Eleições avançam com SNS sob pressão

Governo criticado por falta de organização do sufrágio. Nesta fase, candidatos apelam à segurança.
Wilson Ledo 13 de Janeiro de 2021 às 01:30
Debate televisivo junta os sete candidatos à Presidência da República
Debate televisivo junta os sete candidatos à Presidência da República FOTO: Direitos Reservados
Apesar do escalar da pandemia, as eleições são mesmo para manter a 24 de janeiro. Os sete candidatos a Presidente da República insistiram ontem no esclarecimento e nas condições de segurança, para que os portugueses se sintam envolvidos e haja menos abstenção.

À esquerda reconhece-se que a campanha tem de existir, embora em moldes diferentes. "Não fazer campanha é desvalorizar, é não querer esclarecer", atirou Ana Gomes. Já João Ferreira defendeu que a "preocupação devia ser debater os problemas do País". Com Portugal a entrar num novo confinamento, Marisa Matias falou numa "situação dramática" e preferiu pedir ao Governo que as novas medidas venham "com a garantia dos rendimentos das famílias e apoios às empresas".

À direita, atiraram-se culpas ao Governo por não ter preparado devidamente estas eleições. "Estamos num ponto de não retorno", atirou o liberal Tiago Mayan Gonçalves. André Ventura lembrou que "uma revisão constitucional não pode ser feita em estado de emergência". Marcelo ao entrar em direto - a partir de casa, já depois de o debate ter arrancado, após se mostrar irritado com a mudança de posição das autoridades de saúde, que impediram a ida ao Pateo da Galé - deixou claro porque não haveria um adiamento: após as audições de ontem aos partidos, informou, "não houve nenhum que tivesse defendido a ideia de uma revisão constitucional".

Já numa referência indireta a Marcelo, Vitorino Silva alertou para a abstenção e disse que teria "vergonha de tomar posse num País em que metade não foi às urnas".

O debate na RTP avançou depois para a questão da saúde, com os candidatos a dividirem-se em relação ao papel dos privados no Sistema Nacional de Saúde (SNS). "É preciso investir mais no SNS em 2021 e nos anos seguintes", posicionou Marcelo. Também Marisa Matias insistiu que é necessário contrariar o "desinvestimento" de que a saúde pública foi alvo nos últimos anos. "O mito de que o SNS é mais caro é só um mito", disse. Já Ana Gomes realçou que "o problema não é de gestão, é de falta de recursos", acusando Marcelo de dar "a mão e o palco aos privados".

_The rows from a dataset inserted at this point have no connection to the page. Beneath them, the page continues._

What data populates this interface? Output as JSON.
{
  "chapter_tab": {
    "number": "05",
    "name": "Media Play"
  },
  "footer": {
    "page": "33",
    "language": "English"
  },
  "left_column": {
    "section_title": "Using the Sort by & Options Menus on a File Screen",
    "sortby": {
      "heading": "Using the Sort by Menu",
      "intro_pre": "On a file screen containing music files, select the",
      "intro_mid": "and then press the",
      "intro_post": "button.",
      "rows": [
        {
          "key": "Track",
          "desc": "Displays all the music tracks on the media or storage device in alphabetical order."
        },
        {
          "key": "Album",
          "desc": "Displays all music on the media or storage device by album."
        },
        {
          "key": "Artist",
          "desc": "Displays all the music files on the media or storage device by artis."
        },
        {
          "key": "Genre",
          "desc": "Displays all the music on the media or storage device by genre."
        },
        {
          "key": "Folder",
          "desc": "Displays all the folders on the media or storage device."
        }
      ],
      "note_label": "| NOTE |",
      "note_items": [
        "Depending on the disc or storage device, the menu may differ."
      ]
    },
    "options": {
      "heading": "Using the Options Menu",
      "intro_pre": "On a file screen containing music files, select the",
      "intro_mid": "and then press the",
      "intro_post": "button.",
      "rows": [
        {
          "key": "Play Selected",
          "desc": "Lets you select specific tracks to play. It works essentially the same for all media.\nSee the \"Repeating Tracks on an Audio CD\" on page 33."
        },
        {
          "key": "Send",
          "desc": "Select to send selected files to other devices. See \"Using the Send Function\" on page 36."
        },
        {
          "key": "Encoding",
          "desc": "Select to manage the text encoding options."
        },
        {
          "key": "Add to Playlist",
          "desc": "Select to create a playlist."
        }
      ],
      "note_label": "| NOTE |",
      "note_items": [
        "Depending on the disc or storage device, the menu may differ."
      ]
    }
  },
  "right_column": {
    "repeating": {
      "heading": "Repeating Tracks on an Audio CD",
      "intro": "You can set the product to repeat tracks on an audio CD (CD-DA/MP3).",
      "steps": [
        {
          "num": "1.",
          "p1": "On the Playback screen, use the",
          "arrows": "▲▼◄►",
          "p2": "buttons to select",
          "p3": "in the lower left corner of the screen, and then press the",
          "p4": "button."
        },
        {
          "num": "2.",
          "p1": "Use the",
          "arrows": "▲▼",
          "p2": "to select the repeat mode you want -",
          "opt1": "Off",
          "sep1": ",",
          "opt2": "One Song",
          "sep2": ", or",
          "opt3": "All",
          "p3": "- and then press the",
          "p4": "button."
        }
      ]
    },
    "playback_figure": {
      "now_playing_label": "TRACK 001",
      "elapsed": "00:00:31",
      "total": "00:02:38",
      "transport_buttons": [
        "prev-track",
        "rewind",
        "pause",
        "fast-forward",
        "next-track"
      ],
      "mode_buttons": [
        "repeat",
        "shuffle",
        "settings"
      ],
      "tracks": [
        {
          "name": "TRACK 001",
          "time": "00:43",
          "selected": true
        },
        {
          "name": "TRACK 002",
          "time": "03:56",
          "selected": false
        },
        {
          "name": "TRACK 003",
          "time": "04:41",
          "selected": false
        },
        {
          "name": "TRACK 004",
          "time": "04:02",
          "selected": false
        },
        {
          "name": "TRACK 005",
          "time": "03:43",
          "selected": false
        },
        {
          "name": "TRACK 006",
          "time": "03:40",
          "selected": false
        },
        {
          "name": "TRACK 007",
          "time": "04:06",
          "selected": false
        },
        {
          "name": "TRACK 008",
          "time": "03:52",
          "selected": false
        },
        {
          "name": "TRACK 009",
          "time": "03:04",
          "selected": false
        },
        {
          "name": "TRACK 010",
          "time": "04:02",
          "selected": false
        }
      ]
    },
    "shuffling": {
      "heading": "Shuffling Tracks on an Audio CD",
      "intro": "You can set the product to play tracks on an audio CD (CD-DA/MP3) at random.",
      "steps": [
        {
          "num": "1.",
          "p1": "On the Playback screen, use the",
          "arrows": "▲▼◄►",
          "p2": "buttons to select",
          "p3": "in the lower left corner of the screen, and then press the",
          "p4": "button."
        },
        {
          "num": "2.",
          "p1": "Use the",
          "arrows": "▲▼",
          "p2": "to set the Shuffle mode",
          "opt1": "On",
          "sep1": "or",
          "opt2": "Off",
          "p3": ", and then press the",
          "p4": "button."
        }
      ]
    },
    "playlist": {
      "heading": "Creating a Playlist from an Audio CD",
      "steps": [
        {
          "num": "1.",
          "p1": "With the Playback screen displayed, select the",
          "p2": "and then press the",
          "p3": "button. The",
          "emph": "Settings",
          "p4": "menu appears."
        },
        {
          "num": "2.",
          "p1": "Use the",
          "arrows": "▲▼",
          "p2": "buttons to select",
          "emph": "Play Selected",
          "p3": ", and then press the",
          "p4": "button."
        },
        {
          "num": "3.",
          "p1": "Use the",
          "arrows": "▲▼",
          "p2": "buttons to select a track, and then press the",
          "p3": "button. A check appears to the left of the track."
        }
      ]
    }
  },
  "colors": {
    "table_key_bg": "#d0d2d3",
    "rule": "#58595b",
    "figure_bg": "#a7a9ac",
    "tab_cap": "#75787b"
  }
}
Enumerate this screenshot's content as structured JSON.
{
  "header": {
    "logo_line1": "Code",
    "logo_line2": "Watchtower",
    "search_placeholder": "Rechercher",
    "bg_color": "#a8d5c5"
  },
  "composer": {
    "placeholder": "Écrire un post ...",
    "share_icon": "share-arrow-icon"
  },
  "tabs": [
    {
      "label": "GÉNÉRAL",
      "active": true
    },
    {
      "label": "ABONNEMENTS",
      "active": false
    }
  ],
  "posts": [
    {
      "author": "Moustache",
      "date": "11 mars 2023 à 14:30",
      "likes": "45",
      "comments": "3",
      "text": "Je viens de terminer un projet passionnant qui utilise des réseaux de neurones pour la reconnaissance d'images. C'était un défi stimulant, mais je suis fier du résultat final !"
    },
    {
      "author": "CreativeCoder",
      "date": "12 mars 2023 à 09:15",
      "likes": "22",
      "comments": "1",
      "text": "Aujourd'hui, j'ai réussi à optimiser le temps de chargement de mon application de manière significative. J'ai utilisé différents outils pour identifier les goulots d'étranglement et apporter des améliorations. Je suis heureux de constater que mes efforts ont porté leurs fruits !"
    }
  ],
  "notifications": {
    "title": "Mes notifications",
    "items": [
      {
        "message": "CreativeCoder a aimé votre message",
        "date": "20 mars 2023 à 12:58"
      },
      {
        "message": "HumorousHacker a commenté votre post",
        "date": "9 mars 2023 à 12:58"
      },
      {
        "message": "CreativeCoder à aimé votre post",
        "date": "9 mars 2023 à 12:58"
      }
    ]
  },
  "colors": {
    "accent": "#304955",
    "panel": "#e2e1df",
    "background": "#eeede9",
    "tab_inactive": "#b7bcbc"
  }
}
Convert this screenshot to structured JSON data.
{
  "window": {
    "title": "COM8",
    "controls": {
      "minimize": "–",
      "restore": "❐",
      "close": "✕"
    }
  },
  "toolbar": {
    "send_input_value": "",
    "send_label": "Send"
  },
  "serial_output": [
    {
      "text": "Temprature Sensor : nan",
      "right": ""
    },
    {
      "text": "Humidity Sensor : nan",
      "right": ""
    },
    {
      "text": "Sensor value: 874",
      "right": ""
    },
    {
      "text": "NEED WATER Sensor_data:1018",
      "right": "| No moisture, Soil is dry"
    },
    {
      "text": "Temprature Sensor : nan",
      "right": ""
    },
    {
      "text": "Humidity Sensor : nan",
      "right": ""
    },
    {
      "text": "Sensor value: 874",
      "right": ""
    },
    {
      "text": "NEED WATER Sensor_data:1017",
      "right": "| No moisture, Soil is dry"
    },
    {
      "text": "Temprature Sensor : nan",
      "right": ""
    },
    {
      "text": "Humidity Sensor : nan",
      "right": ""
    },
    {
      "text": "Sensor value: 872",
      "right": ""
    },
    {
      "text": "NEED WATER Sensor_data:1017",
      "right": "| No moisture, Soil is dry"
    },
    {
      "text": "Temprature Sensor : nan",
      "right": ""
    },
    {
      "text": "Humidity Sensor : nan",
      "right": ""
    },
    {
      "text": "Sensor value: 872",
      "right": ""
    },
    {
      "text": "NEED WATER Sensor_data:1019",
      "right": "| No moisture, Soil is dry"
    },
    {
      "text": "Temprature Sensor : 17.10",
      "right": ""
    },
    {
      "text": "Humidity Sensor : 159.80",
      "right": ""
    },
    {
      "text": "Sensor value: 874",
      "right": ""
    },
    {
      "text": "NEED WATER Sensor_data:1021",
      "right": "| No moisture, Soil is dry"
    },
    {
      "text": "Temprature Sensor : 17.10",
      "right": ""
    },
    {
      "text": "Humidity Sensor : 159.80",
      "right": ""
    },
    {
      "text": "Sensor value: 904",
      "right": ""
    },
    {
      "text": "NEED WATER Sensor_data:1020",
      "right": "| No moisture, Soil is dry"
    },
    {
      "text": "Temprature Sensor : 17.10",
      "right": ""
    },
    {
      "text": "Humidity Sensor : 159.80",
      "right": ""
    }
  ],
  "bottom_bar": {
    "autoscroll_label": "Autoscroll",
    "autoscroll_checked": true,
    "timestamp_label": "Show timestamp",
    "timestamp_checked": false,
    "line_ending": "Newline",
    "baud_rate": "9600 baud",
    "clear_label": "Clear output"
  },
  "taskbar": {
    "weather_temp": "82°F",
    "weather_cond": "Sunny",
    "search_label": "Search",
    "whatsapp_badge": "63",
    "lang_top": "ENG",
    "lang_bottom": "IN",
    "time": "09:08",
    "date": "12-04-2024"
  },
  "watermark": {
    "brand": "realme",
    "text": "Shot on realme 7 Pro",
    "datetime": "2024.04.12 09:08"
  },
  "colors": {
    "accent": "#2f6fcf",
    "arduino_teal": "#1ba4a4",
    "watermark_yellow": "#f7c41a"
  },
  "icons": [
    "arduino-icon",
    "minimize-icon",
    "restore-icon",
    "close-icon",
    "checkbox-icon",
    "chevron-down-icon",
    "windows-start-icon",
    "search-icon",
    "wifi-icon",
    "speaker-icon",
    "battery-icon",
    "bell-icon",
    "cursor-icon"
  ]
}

Em contexto de pandemia, o candidato comunista reconhece que "não está nem nunca esteve em causa recorrer a entidades privadas". André Ventura lamentou o "preconceito ideológico" em relação ao privado - sugerindo a gestão privada da ADSE - enquanto Tiago Mayan Gonçalves defendeu "liberdade" de escolha dos portugueses sobre onde querem ser tratados. Vitorino Silva pareceu concordar: "[Se estivesse a morrer] não ia escolher entre um médico privado ou público. Eu queria era ser salvo."